The Le bijou d’amourfocus of this new image share from NASA — a photo composite featuring imagery captured by the Hubble Space Telescope and the Karl G. Jansky Very Large Array in New Mexico — is Hercules A.
The distant galaxy, also known as 3C 348, is the bright spot right in the middle of the below image. Those long, gorgeous trails of red are plasma jets that span roughly 1.5 million light-years of distance. They're invisible to the naked eye, but we see them here in beautiful shades of red, pink, and purple thanks to the VLA.
As for the cause of these enormous plasma jets, look no further than the massive black hole that sits at the center of 3C 348.
It's an elliptical galaxy that's roughly 1,000 times larger than our own Milky Way. Same goes for the black hole the galaxy formed around; it's also about 1,000 times larger than the one at the center of our Milky Way, at around 2.5 billion solar mass. (Many galaxies are believed to have formed around supermassive black holes.)

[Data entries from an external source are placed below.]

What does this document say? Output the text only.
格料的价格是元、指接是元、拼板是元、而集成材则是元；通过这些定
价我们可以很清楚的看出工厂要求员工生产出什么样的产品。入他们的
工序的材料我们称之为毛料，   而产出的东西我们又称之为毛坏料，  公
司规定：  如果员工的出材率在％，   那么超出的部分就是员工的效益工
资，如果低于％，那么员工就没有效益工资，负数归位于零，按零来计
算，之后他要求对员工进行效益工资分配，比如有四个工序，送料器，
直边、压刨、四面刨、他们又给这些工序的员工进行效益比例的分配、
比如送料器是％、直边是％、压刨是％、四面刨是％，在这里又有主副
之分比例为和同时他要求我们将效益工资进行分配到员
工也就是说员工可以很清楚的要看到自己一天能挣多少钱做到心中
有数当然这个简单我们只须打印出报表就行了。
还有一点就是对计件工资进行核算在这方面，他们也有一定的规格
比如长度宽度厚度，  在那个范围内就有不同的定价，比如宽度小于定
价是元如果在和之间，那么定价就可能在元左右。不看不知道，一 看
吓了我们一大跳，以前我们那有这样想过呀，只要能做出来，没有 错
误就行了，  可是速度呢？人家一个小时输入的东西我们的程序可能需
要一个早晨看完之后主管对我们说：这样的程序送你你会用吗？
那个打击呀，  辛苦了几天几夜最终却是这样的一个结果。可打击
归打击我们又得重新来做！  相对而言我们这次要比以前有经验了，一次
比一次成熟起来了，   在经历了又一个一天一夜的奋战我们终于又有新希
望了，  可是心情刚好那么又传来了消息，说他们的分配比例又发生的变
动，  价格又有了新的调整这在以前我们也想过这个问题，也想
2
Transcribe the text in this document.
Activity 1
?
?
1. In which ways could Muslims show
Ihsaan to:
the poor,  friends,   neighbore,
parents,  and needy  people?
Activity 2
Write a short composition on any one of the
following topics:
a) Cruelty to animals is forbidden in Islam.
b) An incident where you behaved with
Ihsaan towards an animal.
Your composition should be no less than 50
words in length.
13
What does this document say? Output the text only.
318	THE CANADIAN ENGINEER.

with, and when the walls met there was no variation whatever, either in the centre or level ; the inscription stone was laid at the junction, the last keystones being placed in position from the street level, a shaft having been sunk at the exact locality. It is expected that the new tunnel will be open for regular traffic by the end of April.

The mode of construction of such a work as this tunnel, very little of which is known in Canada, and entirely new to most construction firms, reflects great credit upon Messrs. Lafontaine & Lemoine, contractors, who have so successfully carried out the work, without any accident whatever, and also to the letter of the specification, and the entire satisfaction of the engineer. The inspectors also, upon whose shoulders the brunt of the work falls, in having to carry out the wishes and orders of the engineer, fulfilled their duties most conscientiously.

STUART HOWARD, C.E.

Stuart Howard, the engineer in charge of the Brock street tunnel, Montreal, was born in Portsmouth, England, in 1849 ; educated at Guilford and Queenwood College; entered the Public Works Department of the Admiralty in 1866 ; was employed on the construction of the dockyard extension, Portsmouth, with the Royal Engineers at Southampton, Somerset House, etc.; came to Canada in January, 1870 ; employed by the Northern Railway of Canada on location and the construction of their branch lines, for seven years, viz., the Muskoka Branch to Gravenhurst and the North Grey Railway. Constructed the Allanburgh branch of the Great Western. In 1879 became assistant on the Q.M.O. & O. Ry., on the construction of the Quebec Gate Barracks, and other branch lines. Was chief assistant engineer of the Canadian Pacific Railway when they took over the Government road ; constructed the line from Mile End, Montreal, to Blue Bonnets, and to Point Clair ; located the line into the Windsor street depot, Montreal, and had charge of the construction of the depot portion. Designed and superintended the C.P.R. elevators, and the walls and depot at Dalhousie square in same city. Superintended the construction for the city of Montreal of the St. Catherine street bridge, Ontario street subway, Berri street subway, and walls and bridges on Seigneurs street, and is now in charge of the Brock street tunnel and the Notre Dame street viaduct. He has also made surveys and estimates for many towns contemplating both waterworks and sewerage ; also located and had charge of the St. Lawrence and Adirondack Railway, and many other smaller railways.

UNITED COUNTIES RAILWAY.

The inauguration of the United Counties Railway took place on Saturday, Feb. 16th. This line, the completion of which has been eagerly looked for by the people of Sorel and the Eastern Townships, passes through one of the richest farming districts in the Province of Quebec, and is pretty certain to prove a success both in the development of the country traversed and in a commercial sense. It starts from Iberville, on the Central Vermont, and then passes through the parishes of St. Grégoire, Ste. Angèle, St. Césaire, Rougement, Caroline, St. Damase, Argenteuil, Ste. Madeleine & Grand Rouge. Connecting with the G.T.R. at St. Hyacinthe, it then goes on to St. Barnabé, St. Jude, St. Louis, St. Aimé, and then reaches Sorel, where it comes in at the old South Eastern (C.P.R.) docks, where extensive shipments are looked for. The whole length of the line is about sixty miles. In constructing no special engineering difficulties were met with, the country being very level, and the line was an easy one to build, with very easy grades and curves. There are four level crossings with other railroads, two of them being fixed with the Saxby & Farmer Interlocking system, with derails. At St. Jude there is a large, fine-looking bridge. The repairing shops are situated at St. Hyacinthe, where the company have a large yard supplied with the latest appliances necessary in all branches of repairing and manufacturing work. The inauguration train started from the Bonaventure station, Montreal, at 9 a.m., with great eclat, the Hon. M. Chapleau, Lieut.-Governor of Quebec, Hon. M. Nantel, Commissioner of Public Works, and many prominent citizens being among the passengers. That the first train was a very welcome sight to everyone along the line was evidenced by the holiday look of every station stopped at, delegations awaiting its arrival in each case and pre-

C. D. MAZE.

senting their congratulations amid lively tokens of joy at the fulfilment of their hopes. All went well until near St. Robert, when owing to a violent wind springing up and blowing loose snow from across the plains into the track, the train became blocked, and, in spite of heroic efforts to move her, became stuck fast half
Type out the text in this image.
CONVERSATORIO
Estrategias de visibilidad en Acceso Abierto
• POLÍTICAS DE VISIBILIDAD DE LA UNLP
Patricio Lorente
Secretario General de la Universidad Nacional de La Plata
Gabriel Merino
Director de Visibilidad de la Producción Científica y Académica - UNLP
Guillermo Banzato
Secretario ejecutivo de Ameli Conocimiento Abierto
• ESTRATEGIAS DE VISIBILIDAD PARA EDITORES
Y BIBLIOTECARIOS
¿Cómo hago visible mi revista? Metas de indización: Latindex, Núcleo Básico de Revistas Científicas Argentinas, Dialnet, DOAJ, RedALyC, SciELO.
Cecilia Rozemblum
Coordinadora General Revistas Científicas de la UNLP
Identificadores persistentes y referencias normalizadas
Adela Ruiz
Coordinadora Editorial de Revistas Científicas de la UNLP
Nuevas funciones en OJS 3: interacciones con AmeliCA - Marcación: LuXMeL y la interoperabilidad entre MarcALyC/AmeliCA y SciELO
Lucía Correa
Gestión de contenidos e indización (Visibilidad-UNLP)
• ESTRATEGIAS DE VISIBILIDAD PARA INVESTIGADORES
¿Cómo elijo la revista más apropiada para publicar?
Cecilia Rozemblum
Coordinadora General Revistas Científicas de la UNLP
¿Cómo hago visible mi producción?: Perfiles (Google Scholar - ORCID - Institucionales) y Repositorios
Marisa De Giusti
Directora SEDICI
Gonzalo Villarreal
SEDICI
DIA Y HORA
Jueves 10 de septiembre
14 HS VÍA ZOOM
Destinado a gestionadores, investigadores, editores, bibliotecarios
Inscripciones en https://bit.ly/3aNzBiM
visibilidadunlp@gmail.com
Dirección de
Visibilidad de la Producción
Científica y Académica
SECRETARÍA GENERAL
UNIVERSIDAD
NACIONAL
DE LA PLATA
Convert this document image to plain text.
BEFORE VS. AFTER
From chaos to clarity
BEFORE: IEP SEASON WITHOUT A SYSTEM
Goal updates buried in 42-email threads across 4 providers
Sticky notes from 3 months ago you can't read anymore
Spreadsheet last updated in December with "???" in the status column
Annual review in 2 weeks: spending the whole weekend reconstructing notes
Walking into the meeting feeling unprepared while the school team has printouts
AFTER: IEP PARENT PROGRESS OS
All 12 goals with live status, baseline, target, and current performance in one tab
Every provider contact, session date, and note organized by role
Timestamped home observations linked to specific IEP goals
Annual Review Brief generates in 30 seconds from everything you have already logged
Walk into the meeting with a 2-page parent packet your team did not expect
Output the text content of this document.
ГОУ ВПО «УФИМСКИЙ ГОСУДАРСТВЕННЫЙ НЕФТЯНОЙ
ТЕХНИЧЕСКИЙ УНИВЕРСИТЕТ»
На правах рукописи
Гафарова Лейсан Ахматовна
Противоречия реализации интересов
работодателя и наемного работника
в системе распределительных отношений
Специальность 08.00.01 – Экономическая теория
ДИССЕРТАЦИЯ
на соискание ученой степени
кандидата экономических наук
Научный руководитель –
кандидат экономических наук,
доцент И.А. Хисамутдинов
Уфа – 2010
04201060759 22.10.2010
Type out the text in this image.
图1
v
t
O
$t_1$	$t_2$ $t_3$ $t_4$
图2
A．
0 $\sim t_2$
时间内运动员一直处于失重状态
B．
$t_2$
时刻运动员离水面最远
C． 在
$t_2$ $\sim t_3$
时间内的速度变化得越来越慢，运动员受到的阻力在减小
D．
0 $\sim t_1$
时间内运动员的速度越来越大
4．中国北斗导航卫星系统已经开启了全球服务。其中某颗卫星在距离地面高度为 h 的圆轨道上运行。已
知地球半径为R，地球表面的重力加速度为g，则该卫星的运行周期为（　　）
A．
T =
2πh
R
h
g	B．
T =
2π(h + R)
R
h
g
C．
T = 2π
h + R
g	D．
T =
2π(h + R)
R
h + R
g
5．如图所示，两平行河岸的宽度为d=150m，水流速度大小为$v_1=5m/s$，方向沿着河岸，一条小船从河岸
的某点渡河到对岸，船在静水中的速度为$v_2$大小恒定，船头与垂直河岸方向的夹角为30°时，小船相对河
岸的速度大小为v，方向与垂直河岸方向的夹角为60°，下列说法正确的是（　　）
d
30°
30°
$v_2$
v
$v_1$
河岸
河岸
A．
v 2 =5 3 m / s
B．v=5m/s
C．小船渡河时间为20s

"Emitting nearly a billion times more power in radio wavelengths than our Sun, the galaxy is one of the brightest extragalactic radio sources in the entire sky," the VLA's website says of 3C 348.
The plasma jets move through space at close to the speed of light. Hubble's site also points out that the bulbous, "ring-like structures" at the end of each jet suggests the distant galaxy's black hole has sent them hurtling outwards into space more than once.
SEE ALSO: Trippy nebula captured in brilliant new Hubble imageAlways remember when you're looking at photos like these that they're actually snapshots from the distant past. The Hubble team captured this particular image in 2012, but 3C 348 is an estimated 2 billion light-years away. That means, roughly speaking, a photo taken today is capturing a scene from 2 billion years ago.
It's important to maintain perspective when we're peering at pictures of space. This single scene that you're probably looking at on a smartphone or tablet covers an inconceivable stretch of distance. And even though the photo itself was snapped almost a decade ago, the scene that's pictured played out around 2 billion years ago, at a time when Earth was still bouncing back from a mass extinction event that significantly predates our history as a species.
UPDATE: April 18, 2021, 10:10 a.m. EDT An earlier version of this story incorrectly attributed this image entirely to the Hubble Space Telescope. In fact it also features imagery from the Karl G. Jansky Very Large Array in New Mexico. Likewise, a brief quote that appears above and was previously attributed to the Hubble website is actually from the website of the National Radio Astronomy Observatory website. The VLA is part of the NRAO's operations.